The space radiation environment is a complex mixture of particle types and energies originating from sources inside and outside of the galaxy. These environments may be modified by the heliospheric and geomagnetic conditions as well as planetary bodies and vehicle or habitat mass shielding. In low Earth orbit (LEO), the geomagnetic field deflects a portion of the galactic cosmic rays (GCR) and all but the most intense solar particle events (SPE). There are also dynamic belts of trapped electrons and protons with low to medium energy and intense particle count rates. In deep space, the GCR exposure is more severe than in LEO and varies inversely with solar activity. Unpredictable solar storms also present an acute risk to astronauts if adequate shielding is not provided. Near planetary surfaces such as the Earth, moon or Mars, secondary particles are produced when the ambient deep space radiation environment interacts with these surfaces and/or atmospheres. These secondary particles further complicate the local radiation environment and modify the associated health risks. Characterizing the radiation fields in this vast array of scenarios and environments is a challenging task and is currently accomplished with a combination of computational models and dosimetry. The computational tools include models for the ambient space radiation environment, mass shielding geometry, and atomic and nuclear interaction parameters. These models are then coupled to a radiation transport code to describe the radiation field at the location of interest within a vehicle or habitat. Many new advances in these models have been made in the last decade, and the present review article focuses on the progress and contributions made by workers and collaborators at NASA Langley Research Center in the same time frame. Although great progress has been made, and models continue to improve, significant gaps remain and are discussed in the context of planned future missions. Of particular interest is the juxtaposition of various review committee findings regarding the accuracy and gaps of combined space radiation environment, physics, and transport models with the progress achieved over the past decade. While current models are now fully capable of characterizing radiation environments in the broad range of forecasted mission scenarios, it should be remembered that uncertainties still remain and need to be addressed.

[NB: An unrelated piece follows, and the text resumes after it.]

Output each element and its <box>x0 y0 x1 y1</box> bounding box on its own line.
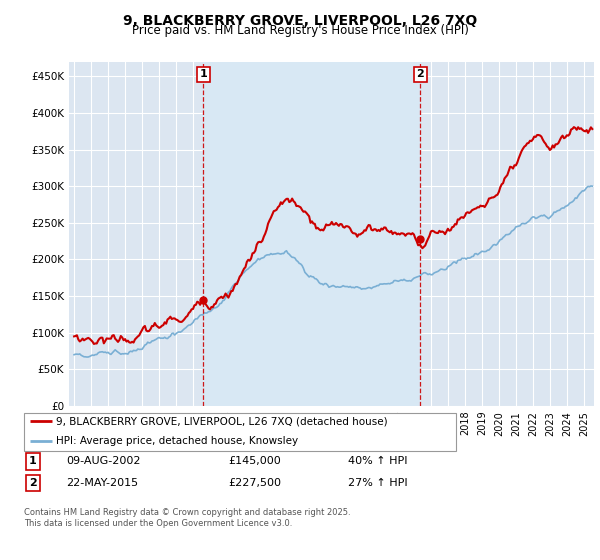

空间辐射环境是来自银河内部和外部的粒子类型和能量的复杂混合物。这些环境可能会因日球和地磁条件以及行星体和飞行器或生境质量屏蔽而发生变化。在低地球轨道（LEO）中，地磁场会使部分银河宇宙射线（GCR）偏转，除了最强烈的太阳粒子事件（SPE）以外的所有偏转。还有低能量到中等能量和高颗粒计数率的动态电子束缚带。在深空，GCR暴露比在LEO中更为严重，并且与太阳活动成反比。如果没有提供足够的防护罩，不可预料的太阳风暴也会给宇航员带来严重的危险。在地球，月球或火星等行星表面附近，当周围深空辐射环境与这些表面和/或大气相互作用时，会产生二次颗粒。这些次级粒子进一步使局部辐射环境复杂化，并改变了相关的健康风险。在如此众多的场景和环境中表征辐射场是一项艰巨的任务，目前已通过计算模型和剂量学的组合来完成。该计算工具包括用于周围空间辐射环境，质量屏蔽几何以及原子和核相互作用参数的模型。然后将这些模型耦合到辐射传输代码，以描述车辆或栖息地内感兴趣位置的辐射场。在过去的十年中，这些模型取得了许多新的进步，本篇评论文章重点介绍了美国宇航局兰利研究中心在同一时期内工作人员和合作者所取得的进步和所作的贡献。尽管已经取得了很大的进步，并且模型不断改进，但是仍然存在巨大的差距，并将在计划中的未来任务中进行讨论。特别令人感兴趣的是，各种审查委员会关于并存的空间辐射环境，物理学和运输模型的准确性和差距与过去十年取得的进展并存的结论并列。尽管目前的模型现在完全能够在各种预测的任务场景中表征辐射环境，但应记住，不确定性仍然存在，需要加以解决。